Source: Press TV
http://www.presstv.ir/detail/193992.html
The suggestion by Britain's Prime Minister David Cameron to use the army to suppress persisting unrests in the UK has angered the country's top police officials.
"It is the government's responsibility to make sure that every future contingency is looked at, including whether there are tasks that the army could undertake that might free up more police for the front line," said Cameron in an address to parliament members.
Cameron added that 'far too few' officers had been deployed when the unrest broke out and that the police had initially treated the violence 'too much as a public order issue' rather than as one of criminality.
Metropolitan Police acting Commissioner Tim Godwin, however, said that he would only agree with the deployment of the military to quell the unrest in London after “every one of my officers and borough commanders are standing on the police front line.”

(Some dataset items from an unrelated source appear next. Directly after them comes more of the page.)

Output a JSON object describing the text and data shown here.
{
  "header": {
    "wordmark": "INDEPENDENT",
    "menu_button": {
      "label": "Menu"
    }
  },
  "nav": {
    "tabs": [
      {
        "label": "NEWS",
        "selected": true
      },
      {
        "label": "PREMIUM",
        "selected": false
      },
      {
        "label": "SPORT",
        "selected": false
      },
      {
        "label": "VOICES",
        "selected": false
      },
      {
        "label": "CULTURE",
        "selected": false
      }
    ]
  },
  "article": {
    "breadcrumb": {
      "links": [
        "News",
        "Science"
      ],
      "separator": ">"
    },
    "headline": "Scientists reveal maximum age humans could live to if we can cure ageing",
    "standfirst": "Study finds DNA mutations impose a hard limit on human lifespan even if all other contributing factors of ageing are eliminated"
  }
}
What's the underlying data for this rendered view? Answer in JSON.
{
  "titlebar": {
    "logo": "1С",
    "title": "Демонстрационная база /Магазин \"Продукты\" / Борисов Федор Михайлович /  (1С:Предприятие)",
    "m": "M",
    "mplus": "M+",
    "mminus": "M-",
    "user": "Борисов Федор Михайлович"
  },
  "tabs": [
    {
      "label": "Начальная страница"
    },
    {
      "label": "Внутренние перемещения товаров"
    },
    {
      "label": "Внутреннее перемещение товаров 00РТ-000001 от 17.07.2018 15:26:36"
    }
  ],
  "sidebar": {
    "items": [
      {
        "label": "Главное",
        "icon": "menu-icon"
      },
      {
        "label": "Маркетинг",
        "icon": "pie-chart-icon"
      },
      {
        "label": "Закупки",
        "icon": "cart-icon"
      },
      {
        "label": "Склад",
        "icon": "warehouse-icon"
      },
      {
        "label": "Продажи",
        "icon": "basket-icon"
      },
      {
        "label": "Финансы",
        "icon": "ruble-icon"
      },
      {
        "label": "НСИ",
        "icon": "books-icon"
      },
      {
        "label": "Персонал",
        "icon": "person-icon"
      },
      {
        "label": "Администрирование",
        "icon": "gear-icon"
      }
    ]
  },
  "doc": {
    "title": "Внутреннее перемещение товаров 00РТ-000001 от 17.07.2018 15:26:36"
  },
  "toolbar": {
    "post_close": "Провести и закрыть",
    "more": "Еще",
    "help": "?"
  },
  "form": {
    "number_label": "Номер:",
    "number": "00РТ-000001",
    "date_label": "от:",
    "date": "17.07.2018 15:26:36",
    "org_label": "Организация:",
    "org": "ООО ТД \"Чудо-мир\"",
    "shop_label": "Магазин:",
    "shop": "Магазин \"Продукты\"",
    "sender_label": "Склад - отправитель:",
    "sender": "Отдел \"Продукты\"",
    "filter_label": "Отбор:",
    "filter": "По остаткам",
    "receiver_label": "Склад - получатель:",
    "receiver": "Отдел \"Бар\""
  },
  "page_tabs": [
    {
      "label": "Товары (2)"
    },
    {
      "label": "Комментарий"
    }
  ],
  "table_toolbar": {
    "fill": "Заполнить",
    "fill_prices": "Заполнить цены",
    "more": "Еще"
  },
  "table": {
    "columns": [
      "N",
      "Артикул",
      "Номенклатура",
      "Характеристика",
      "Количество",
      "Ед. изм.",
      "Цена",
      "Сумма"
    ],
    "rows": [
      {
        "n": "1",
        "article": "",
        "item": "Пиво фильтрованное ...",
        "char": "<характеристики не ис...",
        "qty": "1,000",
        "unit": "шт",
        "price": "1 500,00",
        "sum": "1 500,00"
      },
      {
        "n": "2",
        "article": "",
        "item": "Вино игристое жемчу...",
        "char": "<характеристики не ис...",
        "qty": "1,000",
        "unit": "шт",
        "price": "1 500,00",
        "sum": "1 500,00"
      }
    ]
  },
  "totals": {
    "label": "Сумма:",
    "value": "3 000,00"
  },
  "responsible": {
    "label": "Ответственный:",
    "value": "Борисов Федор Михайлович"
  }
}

Godwin also blasted Cameron's decision to appoint American William Bratton, former commander of the police departments in major US cities of Los Angeles, New York, and Boston, as the advisor to the British government on combating gang crime.
“I am not sure I want to learn about gangs from an area of America that has 400 of them. It seems to me, if you've got 400 gangs, then you're not being very effective. If you look at the style of policing in the States, and their levels of violence, they are fundamentally different from here,” Daily Mail quoted Godwin as saying on Sunday.